L’expérience indique un autre phénomène qui ne manque pas non plus d’intérêt. On a constaté que quand l’eau d’un vase à large surface contient à la fois du chlorure de sodium et du sulfate de chaux, celui-ci se dépose le premier. Cela explique pourquoi dans presque toutes les mines de sel gemme on trouve au-dessous des couches de chlorure de sodium des couches plus ou moins épaisses de gypse et d’anhydrite.
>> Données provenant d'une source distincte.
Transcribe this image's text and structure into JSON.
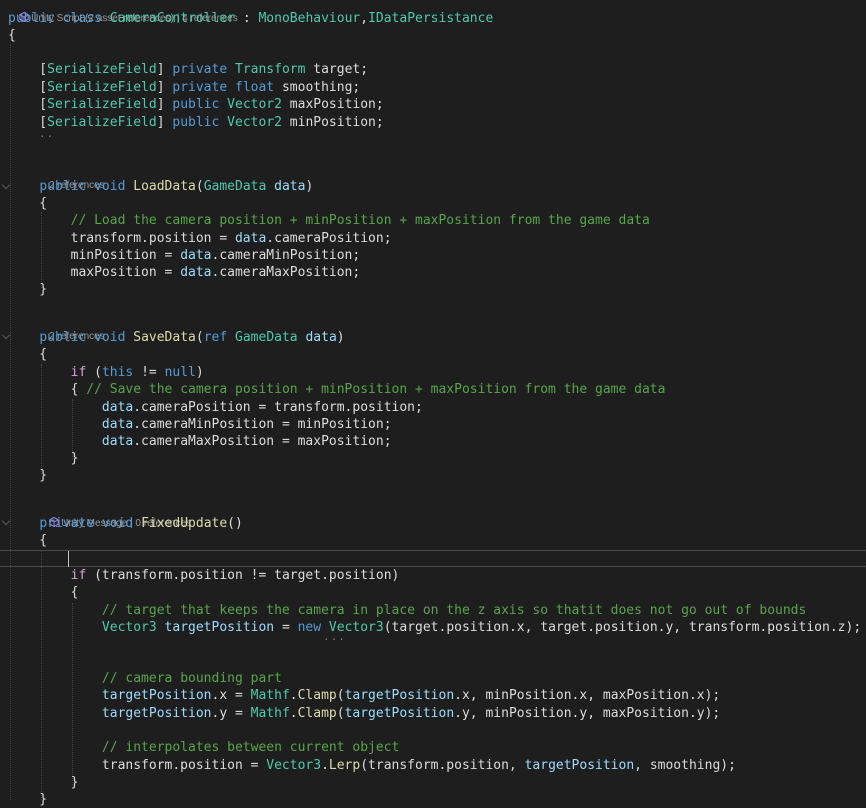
{
  "code_lens": {
    "class_header": "Unity Script (2 asset references) | 4 references",
    "load_data": "2 references",
    "save_data": "2 references",
    "fixed_update": "Unity Message | 0 references"
  },
  "code_lines": [
    [
      [
        "kw",
        "public"
      ],
      [
        "pl",
        " "
      ],
      [
        "kw",
        "class"
      ],
      [
        "pl",
        " "
      ],
      [
        "ty",
        "CameraController"
      ],
      [
        "pl",
        " : "
      ],
      [
        "ty",
        "MonoBehaviour"
      ],
      [
        "pl",
        ","
      ],
      [
        "ty",
        "IDataPersistance"
      ]
    ],
    [
      [
        "pl",
        "{"
      ]
    ],
    [],
    [
      [
        "pl",
        "    ["
      ],
      [
        "ty",
        "SerializeField"
      ],
      [
        "pl",
        "] "
      ],
      [
        "kw",
        "private"
      ],
      [
        "pl",
        " "
      ],
      [
        "ty",
        "Transform"
      ],
      [
        "pl",
        " target;"
      ]
    ],
    [
      [
        "pl",
        "    ["
      ],
      [
        "ty",
        "SerializeField"
      ],
      [
        "pl",
        "] "
      ],
      [
        "kw",
        "private"
      ],
      [
        "pl",
        " "
      ],
      [
        "kw",
        "float"
      ],
      [
        "pl",
        " smoothing;"
      ]
    ],
    [
      [
        "pl",
        "    ["
      ],
      [
        "ty",
        "SerializeField"
      ],
      [
        "pl",
        "] "
      ],
      [
        "kw",
        "public"
      ],
      [
        "pl",
        " "
      ],
      [
        "ty",
        "Vector2"
      ],
      [
        "pl",
        " maxPosition;"
      ]
    ],
    [
      [
        "pl",
        "    ["
      ],
      [
        "ty",
        "SerializeField"
      ],
      [
        "pl",
        "] "
      ],
      [
        "kw",
        "public"
      ],
      [
        "pl",
        " "
      ],
      [
        "ty",
        "Vector2"
      ],
      [
        "pl",
        " minPosition;"
      ]
    ],
    [],
    [],
    [
      [
        "pl",
        "    "
      ],
      [
        "kw",
        "public"
      ],
      [
        "pl",
        " "
      ],
      [
        "kw",
        "void"
      ],
      [
        "pl",
        " "
      ],
      [
        "fn",
        "LoadData"
      ],
      [
        "pl",
        "("
      ],
      [
        "ty",
        "GameData"
      ],
      [
        "pl",
        " "
      ],
      [
        "va",
        "data"
      ],
      [
        "pl",
        ")"
      ]
    ],
    [
      [
        "pl",
        "    {"
      ]
    ],
    [
      [
        "pl",
        "        "
      ],
      [
        "cm",
        "// Load the camera position + minPosition + maxPosition from the game data"
      ]
    ],
    [
      [
        "pl",
        "        transform."
      ],
      [
        "pl",
        "position = "
      ],
      [
        "va",
        "data"
      ],
      [
        "pl",
        ".cameraPosition;"
      ]
    ],
    [
      [
        "pl",
        "        minPosition = "
      ],
      [
        "va",
        "data"
      ],
      [
        "pl",
        ".cameraMinPosition;"
      ]
    ],
    [
      [
        "pl",
        "        maxPosition = "
      ],
      [
        "va",
        "data"
      ],
      [
        "pl",
        ".cameraMaxPosition;"
      ]
    ],
    [
      [
        "pl",
        "    }"
      ]
    ],
    [],
    [
      [
        "pl",
        "    "
      ],
      [
        "kw",
        "public"
      ],
      [
        "pl",
        " "
      ],
      [
        "kw",
        "void"
      ],
      [
        "pl",
        " "
      ],
      [
        "fn",
        "SaveData"
      ],
      [
        "pl",
        "("
      ],
      [
        "kw",
        "ref"
      ],
      [
        "pl",
        " "
      ],
      [
        "ty",
        "GameData"
      ],
      [
        "pl",
        " "
      ],
      [
        "va",
        "data"
      ],
      [
        "pl",
        ")"
      ]
    ],
    [
      [
        "pl",
        "    {"
      ]
    ],
    [
      [
        "pl",
        "        "
      ],
      [
        "kc",
        "if"
      ],
      [
        "pl",
        " ("
      ],
      [
        "kw",
        "this"
      ],
      [
        "pl",
        " != "
      ],
      [
        "kw",
        "null"
      ],
      [
        "pl",
        ")"
      ]
    ],
    [
      [
        "pl",
        "        { "
      ],
      [
        "cm",
        "// Save the camera position + minPosition + maxPosition from the game data"
      ]
    ],
    [
      [
        "pl",
        "            "
      ],
      [
        "va",
        "data"
      ],
      [
        "pl",
        ".cameraPosition = transform.position;"
      ]
    ],
    [
      [
        "pl",
        "            "
      ],
      [
        "va",
        "data"
      ],
      [
        "pl",
        ".cameraMinPosition = minPosition;"
      ]
    ],
    [
      [
        "pl",
        "            "
      ],
      [
        "va",
        "data"
      ],
      [
        "pl",
        ".cameraMaxPosition = maxPosition;"
      ]
    ],
    [
      [
        "pl",
        "        }"
      ]
    ],
    [
      [
        "pl",
        "    }"
      ]
    ],
    [],
    [
      [
        "pl",
        "    "
      ],
      [
        "kw",
        "private"
      ],
      [
        "pl",
        " "
      ],
      [
        "kw",
        "void"
      ],
      [
        "pl",
        " "
      ],
      [
        "fn",
        "FixedUpdate"
      ],
      [
        "pl",
        "()"
      ]
    ],
    [
      [
        "pl",
        "    {"
      ]
    ],
    [],
    [
      [
        "pl",
        "        "
      ],
      [
        "kc",
        "if"
      ],
      [
        "pl",
        " (transform.position != target.position)"
      ]
    ],
    [
      [
        "pl",
        "        {"
      ]
    ],
    [
      [
        "pl",
        "            "
      ],
      [
        "cm",
        "// target that keeps the camera in place on the z axis so thatit does not go out of bounds"
      ]
    ],
    [
      [
        "pl",
        "            "
      ],
      [
        "ty",
        "Vector3"
      ],
      [
        "pl",
        " "
      ],
      [
        "va",
        "targetPosition"
      ],
      [
        "pl",
        " = "
      ],
      [
        "kw",
        "new"
      ],
      [
        "pl",
        " "
      ],
      [
        "ty",
        "Vector3"
      ],
      [
        "pl",
        "(target.position.x, target.position.y, transform.position.z);"
      ]
    ],
    [],
    [],
    [
      [
        "pl",
        "            "
      ],
      [
        "cm",
        "// camera bounding part"
      ]
    ],
    [
      [
        "pl",
        "            "
      ],
      [
        "va",
        "targetPosition"
      ],
      [
        "pl",
        ".x = "
      ],
      [
        "ty",
        "Mathf"
      ],
      [
        "pl",
        "."
      ],
      [
        "fn",
        "Clamp"
      ],
      [
        "pl",
        "("
      ],
      [
        "va",
        "targetPosition"
      ],
      [
        "pl",
        ".x, minPosition.x, maxPosition.x);"
      ]
    ],
    [
      [
        "pl",
        "            "
      ],
      [
        "va",
        "targetPosition"
      ],
      [
        "pl",
        ".y = "
      ],
      [
        "ty",
        "Mathf"
      ],
      [
        "pl",
        "."
      ],
      [
        "fn",
        "Clamp"
      ],
      [
        "pl",
        "("
      ],
      [
        "va",
        "targetPosition"
      ],
      [
        "pl",
        ".y, minPosition.y, maxPosition.y);"
      ]
    ],
    [],
    [
      [
        "pl",
        "            "
      ],
      [
        "cm",
        "// interpolates between current object"
      ]
    ],
    [
      [
        "pl",
        "            transform.position = "
      ],
      [
        "ty",
        "Vector3"
      ],
      [
        "pl",
        "."
      ],
      [
        "fn",
        "Lerp"
      ],
      [
        "pl",
        "(transform.position, "
      ],
      [
        "va",
        "targetPosition"
      ],
      [
        "pl",
        ", smoothing);"
      ]
    ],
    [
      [
        "pl",
        "        }"
      ]
    ],
    [
      [
        "pl",
        "    }"
      ]
    ]
  ],
  "colors": {
    "background": "#1e1e1e",
    "keyword": "#569cd6",
    "control_keyword": "#d8a0df",
    "type": "#4ec9b0",
    "method": "#dcdcaa",
    "variable": "#9cdcfe",
    "comment": "#57a64a",
    "plain": "#dcdcdc",
    "code_lens": "#999999"
  },
  "icons": {
    "code_lens_unity": "unity-cube-icon"
  }
}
Quand l’eau contient non seulement du sulfate de chaux et du chlorure de sodium, mais aussi du chlorure de magnésium, le sulfate de chaux se dépose le premier, le chlorure de sodium se dépose ensuite, tandis que le chlorure de magnésium persiste à l’état de solution. Ajoutons que sa présence en certaines proportions diminue le pouvoir dissolvant de l’eau par rapport au chlorure de sodium, de telle sorte que le dépôt de ce dernier s’effectue plus facilement que quand il est seul. La mer Morte nous présente en grand cette expérience ; le sulfate de chaux s’est déposé le premier, puis le chlorure de sodium a commencé à se déposer, et son dépôt continue à se faire, quoique sa proportion ne s’élève qu’à 8 ou 15 p. 100, parce que le chlorure de magnésium, maintenu à l’état de dissolution, augmente sans cesse.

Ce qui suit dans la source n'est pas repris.